According to Baseball Savant, Felipe Rivero’s average fastball sits at 98.4 miles per hour and his change at 88.4 miles per hour, a 10 mile per hour difference.  Downloading CSV’s from Baseball Savant of pitchers with 500 fourseams and 200 changeups and using a vlookup function to match pitcher ID’s, Rivero has the tenth highest difference between the two pitches.  Rivero is getting the speed differential on the two pitches, which is one of the three keys.

Using the same method that I used for Chad Kuhl’s curveball and slider relationship, a plot of Rivero’s changeups after a fastball can be seen.  Below is the plot of all Rivero’s changeups following a fastball to right-handed hitters.  The Tableau can be adjusted for any pitch pair, description, and what side of the plate the batter stands.

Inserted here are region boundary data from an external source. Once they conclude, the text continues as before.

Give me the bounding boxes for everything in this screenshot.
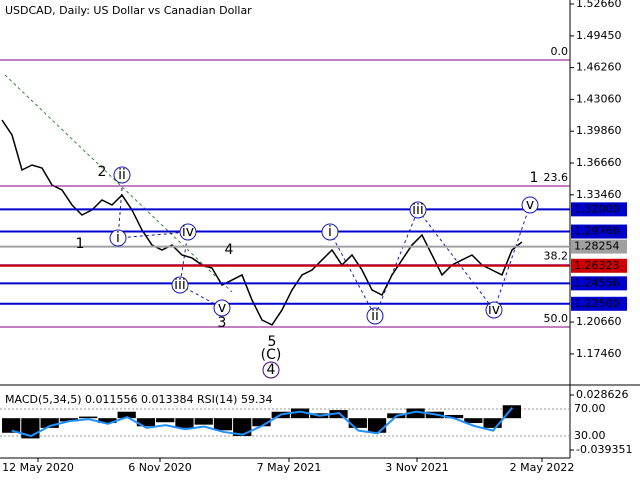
y-tick-label: 1.49450 [576, 29, 622, 42]
macd-bar [252, 418, 271, 427]
y-tick-label: 1.36660 [576, 156, 622, 169]
wave-circle [213, 299, 231, 317]
wave-circle [171, 276, 189, 294]
wave-label: v [218, 300, 226, 316]
level-label-box [571, 224, 627, 239]
wave-label: iv [488, 302, 500, 318]
x-tick-label: 3 Nov 2021 [385, 461, 448, 474]
macd-bar [213, 418, 233, 431]
y-tick-label: 1.46260 [576, 61, 622, 74]
y-tick-label: 0.028626 [576, 388, 629, 401]
wave-circle [321, 223, 339, 241]
wave-label: 4 [225, 242, 234, 258]
level-label: 1.32000 [574, 202, 620, 215]
wave-label: iii [412, 202, 424, 218]
macd-bar [117, 411, 136, 419]
macd-bar [194, 418, 213, 425]
wave-circle [179, 223, 197, 241]
x-tick-label: 7 May 2021 [257, 461, 322, 474]
macd-bar [464, 418, 483, 424]
level-label-box [571, 296, 627, 311]
wave-label: iv [182, 224, 194, 240]
macd-bar [59, 418, 79, 422]
y-tick-label: 1.43060 [576, 92, 622, 105]
level-label: 1.26323 [574, 259, 620, 272]
wave-label: 3 [218, 315, 227, 331]
wave-circle [409, 201, 427, 219]
wave-circle [113, 166, 131, 184]
y-tick-label: 1.33460 [576, 188, 622, 201]
y2-tick-label: 70.00 [574, 402, 606, 415]
wave-circle [366, 307, 384, 325]
wave-label: 5 [268, 334, 277, 350]
fib-label: 0.0 [551, 45, 569, 58]
y-tick-label: 1.17460 [576, 347, 622, 360]
level-label: 1.22500 [574, 297, 620, 310]
fib-label: 38.2 [544, 250, 569, 263]
wave-circle [262, 361, 280, 379]
macd-bar [156, 418, 175, 423]
trend-line [4, 74, 233, 293]
plot-area [1, 119, 523, 326]
y-tick-label: 1.20660 [576, 315, 622, 328]
wave-line [329, 204, 531, 318]
macd-bar [40, 418, 59, 428]
indicator-title: MACD(5,34,5) 0.011556 0.013384 RSI(14) 5… [5, 393, 272, 406]
macd-bar [233, 418, 252, 436]
macd-bar [348, 418, 367, 428]
wave-label: v [526, 197, 534, 213]
x-tick-label: 6 Nov 2020 [128, 461, 191, 474]
wave-label: (C) [261, 347, 282, 363]
level-label-box [571, 276, 627, 291]
fib-label: 50.0 [544, 312, 569, 325]
macd-bar [406, 408, 425, 419]
wave-label: ii [371, 308, 379, 324]
macd-bar [136, 418, 156, 427]
wave-label: i [328, 224, 332, 240]
macd-bar [98, 418, 117, 424]
y-tick-label: 1.39860 [576, 124, 622, 137]
wave-circle [521, 196, 539, 214]
y-tick-label: -0.039351 [576, 443, 632, 456]
wave-label: i [116, 230, 120, 246]
macd-bar [329, 410, 348, 419]
wave-label: 2 [98, 164, 107, 180]
wave-label: 1 [76, 236, 85, 252]
rsi-line [11, 407, 514, 438]
wave-label: 1 [530, 170, 539, 186]
y-tick-label: 1.52660 [576, 0, 622, 10]
level-label-box [571, 239, 627, 254]
level-label: 1.28254 [574, 240, 620, 253]
macd-bar [444, 414, 464, 419]
wave-circle [109, 229, 127, 247]
macd-bar [2, 418, 21, 433]
wave-label: ii [118, 167, 126, 183]
x-tick-label: 12 May 2020 [2, 461, 74, 474]
wave-label: iii [174, 277, 186, 293]
macd-bar [79, 416, 98, 419]
level-label: 1.29766 [574, 225, 620, 238]
level-label-box [571, 202, 627, 217]
macd-bar [290, 408, 310, 419]
chart-title: USDCAD, Daily: US Dollar vs Canadian Dol… [5, 4, 252, 17]
macd-bar [175, 418, 194, 428]
fib-label: 23.6 [544, 171, 569, 184]
level-label: 1.24556 [574, 276, 620, 289]
wave-circle [485, 301, 503, 319]
wave-label: 4 [267, 362, 276, 378]
y2-tick-label: 30.00 [574, 429, 606, 442]
x-tick-label: 2 May 2022 [510, 461, 575, 474]
macd-bar [483, 418, 502, 428]
level-label-box [571, 258, 627, 273]
price-line [1, 119, 523, 326]
macd-bar [367, 418, 387, 433]
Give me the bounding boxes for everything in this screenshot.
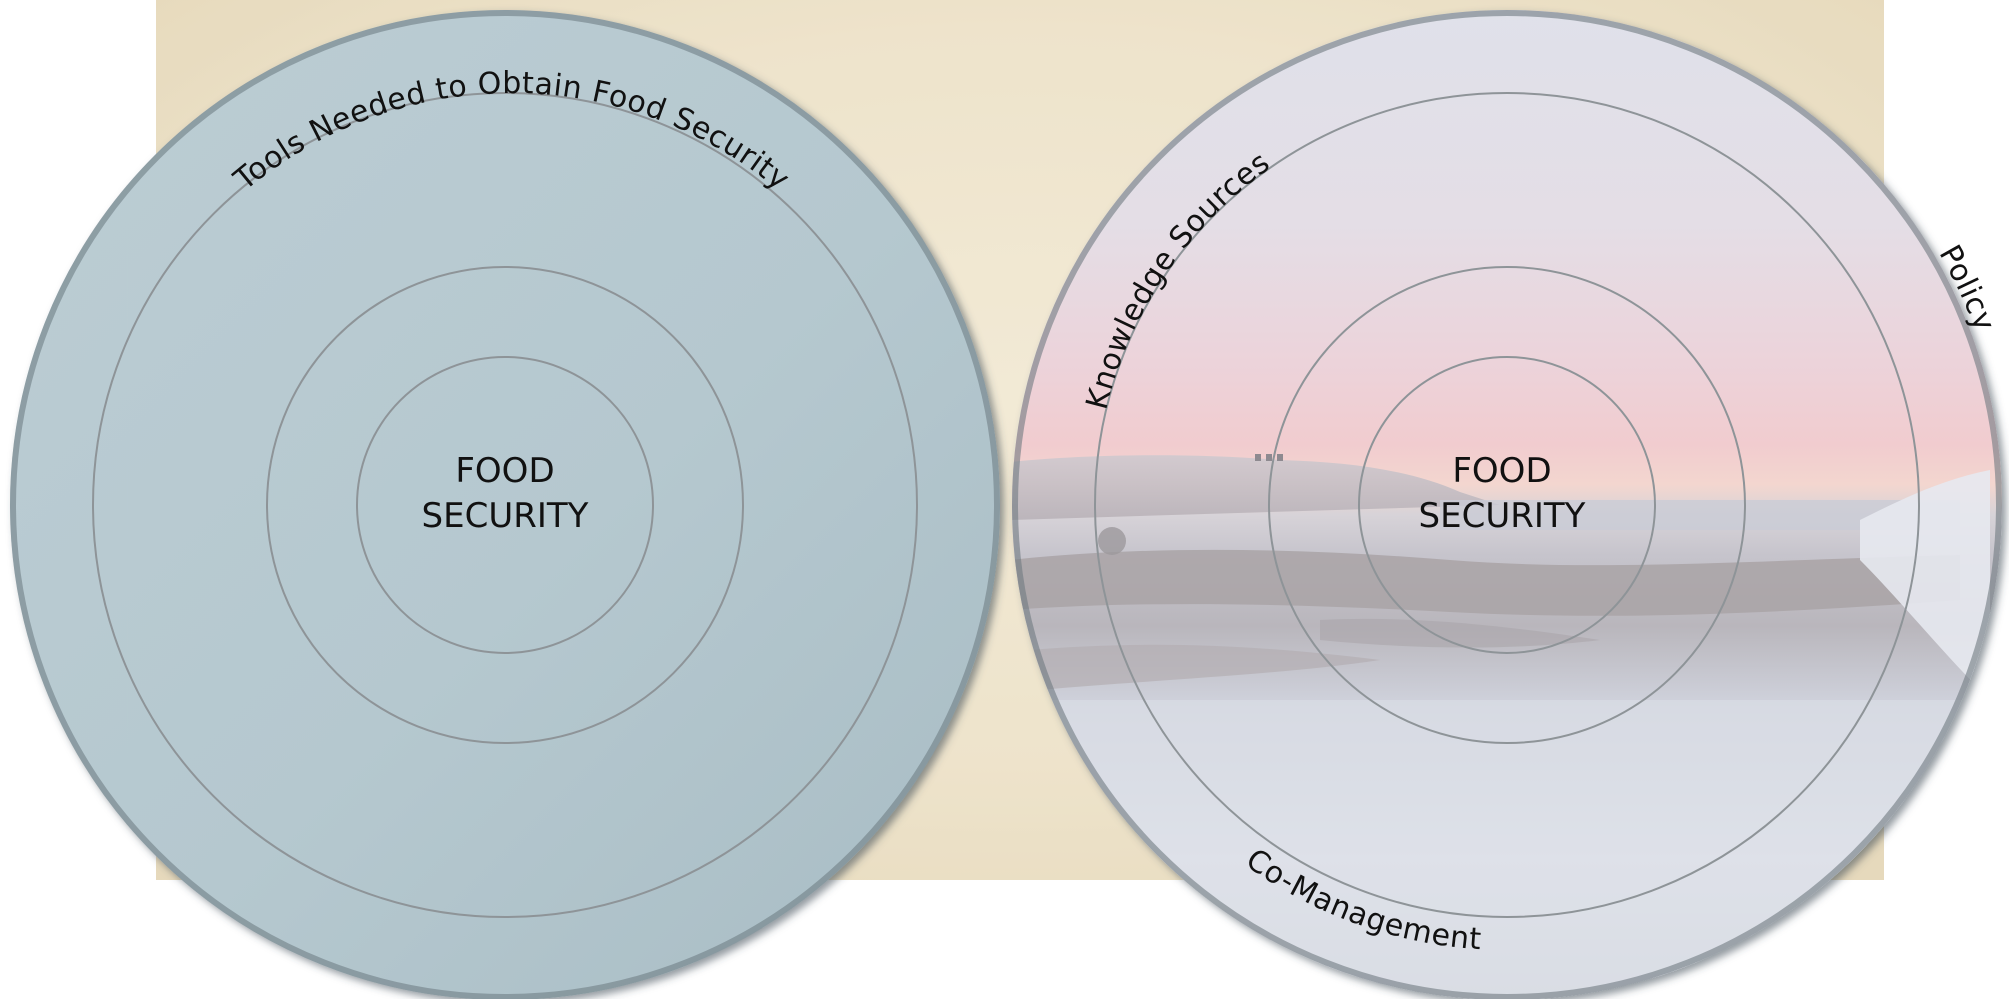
tundra-band: [1012, 549, 1960, 616]
left-center-line1: FOOD: [455, 451, 554, 491]
right-ring-inner: [1358, 356, 1656, 654]
snow-slope: [1860, 470, 1990, 700]
tundra-patch: [1030, 644, 1380, 690]
left-center-line2: SECURITY: [422, 496, 589, 536]
left-ring-inner: [356, 356, 654, 654]
hill-building: [1255, 454, 1261, 461]
left-ring-middle: [266, 266, 744, 744]
right-disc-rim: [1012, 10, 2002, 1000]
hill-building: [1277, 454, 1283, 461]
right-center-line1: FOOD: [1452, 451, 1551, 491]
right-center-line2: SECURITY: [1419, 496, 1586, 536]
left-disc-rim: [10, 10, 1000, 1000]
hill: [1012, 455, 1500, 520]
left-ring-outer: [92, 92, 918, 918]
left-disc: [10, 10, 1000, 1000]
right-ring-outer: [1094, 92, 1920, 918]
bush: [1098, 527, 1126, 555]
right-ring-middle: [1268, 266, 1746, 744]
tundra-patch: [1320, 618, 1600, 648]
left-diagram: Tools Needed to Obtain Food Security FOO…: [10, 10, 1000, 1000]
hill-building: [1266, 454, 1272, 461]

This is from the catchers point of view, which shows that Rivero is primarily targeting the outside of the plate with his changeup, and is going low with the pitch as well.  Given that Rivero throws left-handed and the changeup breaks arm side, this makes sense, and you can adjust the tab on the Tableau to see the horizontal break (Pfx X) and horizontal break (Pfx Y), with the axis being in feet.  Like Kalk wrote, keeping the ball low and away is important, and that’s where a large portion of Rivero’s swinging strikes on changeups following the fastball are:

Rivero has 25 swinging strikes on the fastball-changeup pitch paring, and he threw that pairing 104 times.  Among the 92 pitchers who threw the pitch 75 times, Rivero had the 12th best swinging strikes/pitch pairs thrown.  Part of the reason for that is Rivero’s break to tunnel relationship, which Baseball Prospectus defines as:

"“Break:Tunnel Ratio – This stat shows us the ratio of post-tunnel break to the differential of pitches at the Tunnel Point. The idea here is that having a large ratio between pitches means that the pitches are either tightly clustered at the hitter’s decision-making point or the pitches are separating a lot after the hitter has selected a location to swing at. Either way a pitcher’s ratio can be large.”"

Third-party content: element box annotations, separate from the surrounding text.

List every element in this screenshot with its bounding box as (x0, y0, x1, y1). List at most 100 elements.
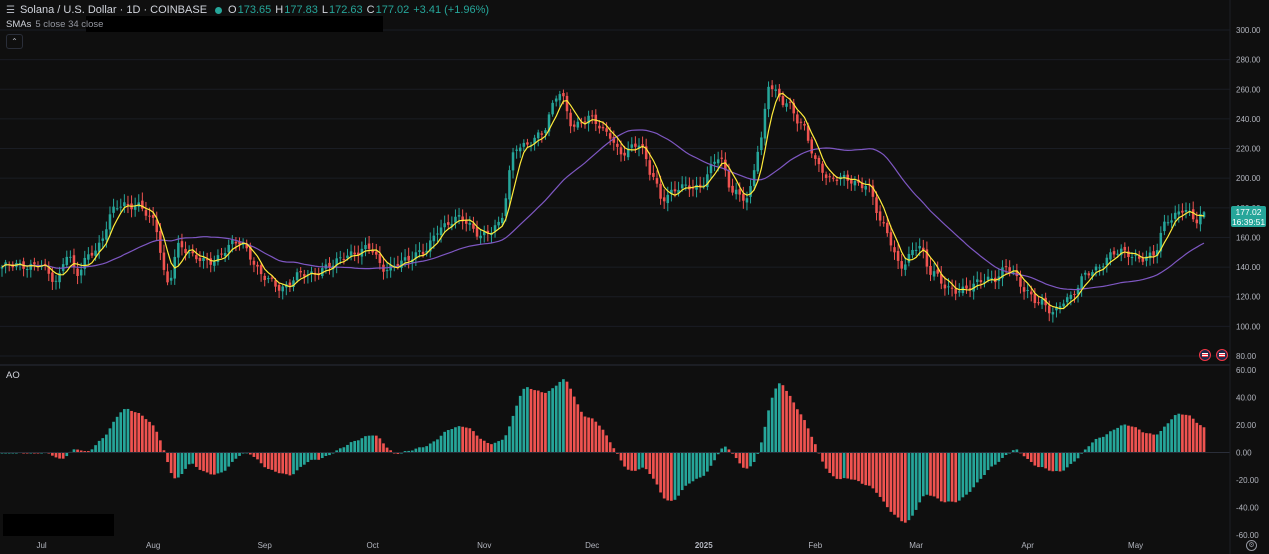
ao-indicator-label[interactable]: AO (6, 370, 20, 381)
candle-body (508, 170, 511, 200)
price-axis[interactable]: 300.00280.00260.00240.00220.00200.00180.… (1236, 26, 1261, 361)
ao-bar (612, 448, 616, 453)
ao-bar (288, 452, 292, 476)
ao-bar (1109, 431, 1112, 453)
candle-body (1170, 220, 1173, 223)
sma-indicator-args: 5 close 34 close (35, 19, 104, 30)
ao-tick-label: 20.00 (1236, 421, 1257, 430)
candle-body (33, 262, 36, 265)
candle-body (205, 259, 209, 261)
candle-body (634, 143, 637, 147)
ao-bar (1195, 422, 1199, 453)
ao-bar (921, 452, 925, 497)
ao-bar (1123, 424, 1127, 453)
ao-bar (993, 452, 997, 465)
candle-body (1148, 252, 1152, 259)
ao-bar (857, 452, 860, 482)
candle-body (518, 147, 522, 152)
ao-bar (871, 452, 875, 489)
candle-body (493, 225, 497, 232)
ao-bar (670, 452, 673, 501)
ao-bar (302, 452, 306, 465)
candle-body (468, 222, 472, 225)
ao-bar (1055, 452, 1058, 472)
ao-tick-label: -20.00 (1236, 476, 1259, 485)
candle-body (133, 205, 137, 210)
ao-bar (619, 452, 623, 461)
candle-body (558, 94, 562, 101)
candle-body (1105, 257, 1109, 266)
ao-bar (752, 452, 756, 462)
ao-histogram (0, 379, 1230, 523)
candle-body (850, 179, 853, 184)
candle-body (691, 187, 695, 189)
ao-bar (1026, 452, 1030, 459)
ao-bar (133, 412, 137, 453)
time-axis[interactable]: Jul Aug Sep Oct Nov Dec 2025 Feb Mar Apr May (36, 541, 1143, 550)
candle-body (321, 268, 324, 277)
candle-body (583, 121, 587, 123)
ao-bar (1159, 430, 1163, 453)
ao-bar (885, 452, 889, 508)
sma-indicator-legend[interactable]: SMAs 5 close 34 close (6, 19, 103, 30)
ao-bar (774, 388, 778, 453)
us-flag-event-icon[interactable] (1216, 349, 1228, 361)
candle-body (51, 272, 54, 282)
candle-body (1022, 287, 1026, 292)
ao-bar (518, 395, 522, 453)
ao-bar (1087, 446, 1091, 453)
ao-bar (162, 450, 166, 453)
candle-body (936, 269, 939, 274)
ao-bar (1062, 452, 1066, 471)
candle-body (151, 215, 155, 218)
candle-body (1047, 305, 1051, 314)
ao-bar (659, 452, 662, 493)
candle-body (979, 280, 983, 283)
candle-body (796, 114, 799, 124)
hamburger-icon[interactable]: ☰ (6, 4, 15, 16)
candle-body (1029, 291, 1033, 295)
candle-body (551, 102, 554, 115)
price-tick-label: 140.00 (1236, 263, 1261, 272)
ao-bar (738, 452, 742, 464)
ao-bar (1202, 427, 1206, 453)
symbol-title[interactable]: Solana / U.S. Dollar · 1D · COINBASE (19, 4, 208, 16)
sma-5-line (1, 92, 1205, 310)
candle-body (907, 253, 911, 263)
ao-bar (1112, 429, 1116, 453)
ao-bar (968, 452, 972, 492)
time-tick-label: Dec (585, 541, 599, 550)
ao-bar (608, 442, 612, 453)
candle-body (983, 281, 986, 283)
candle-body (1055, 306, 1058, 311)
candle-body (101, 238, 105, 241)
ao-bar (695, 452, 698, 479)
ao-axis[interactable]: 60.00 40.00 20.00 0.00 -20.00 -40.00 -60.00 (1236, 366, 1259, 540)
ao-bar (353, 440, 357, 453)
ao-bar (346, 444, 349, 453)
candle-body (213, 261, 216, 266)
ao-bar (673, 452, 677, 500)
candle-body (259, 265, 263, 275)
candle-body (87, 254, 90, 260)
ao-bar (238, 452, 241, 456)
candle-body (195, 255, 198, 260)
collapse-legend-button[interactable]: ⌃ (6, 34, 23, 49)
ao-bar (713, 452, 716, 461)
ao-bar (464, 427, 468, 453)
ao-bar (526, 387, 529, 453)
candle-body (565, 95, 569, 112)
candle-body (774, 89, 778, 91)
ao-bar (565, 381, 569, 453)
gear-icon[interactable]: ⚙ (1246, 540, 1257, 551)
ao-bar (925, 452, 929, 495)
candle-body (511, 152, 515, 171)
price-tick-label: 220.00 (1236, 145, 1261, 154)
ao-bar (896, 452, 900, 518)
us-flag-event-icon[interactable] (1199, 349, 1211, 361)
sma-indicator-label[interactable]: SMAs (6, 19, 32, 30)
candle-body (461, 216, 464, 222)
ao-bar (1191, 418, 1195, 453)
ao-bar (680, 452, 684, 491)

Rivero’s break:tunnel is 0.4402 feet, or 5.2824 inches, and that is the 13th highest among the 92 pitchers to throw this pairing 75+ times.  Rivero is either getting his pitches clustered at the decision-making point or are separating after the batter has decided to swing.  This relationship enhances the fastball-changeup relationship, and really makes it click.

Next: Pirates Meeting With Rivero Next Week

Rivero fills out what Kalk describes in the anatomy of the changeup.  He has solid separation in velocity between the fastball and changeup, he tails his changeup down and away to right handed hitters, and he has the two pitches either clustering at time of the hitter’s decision or the two pitches separating by a lot after the hitter has decided to swing.  It’s a simple relationship, but it’s one that Rivero does so well.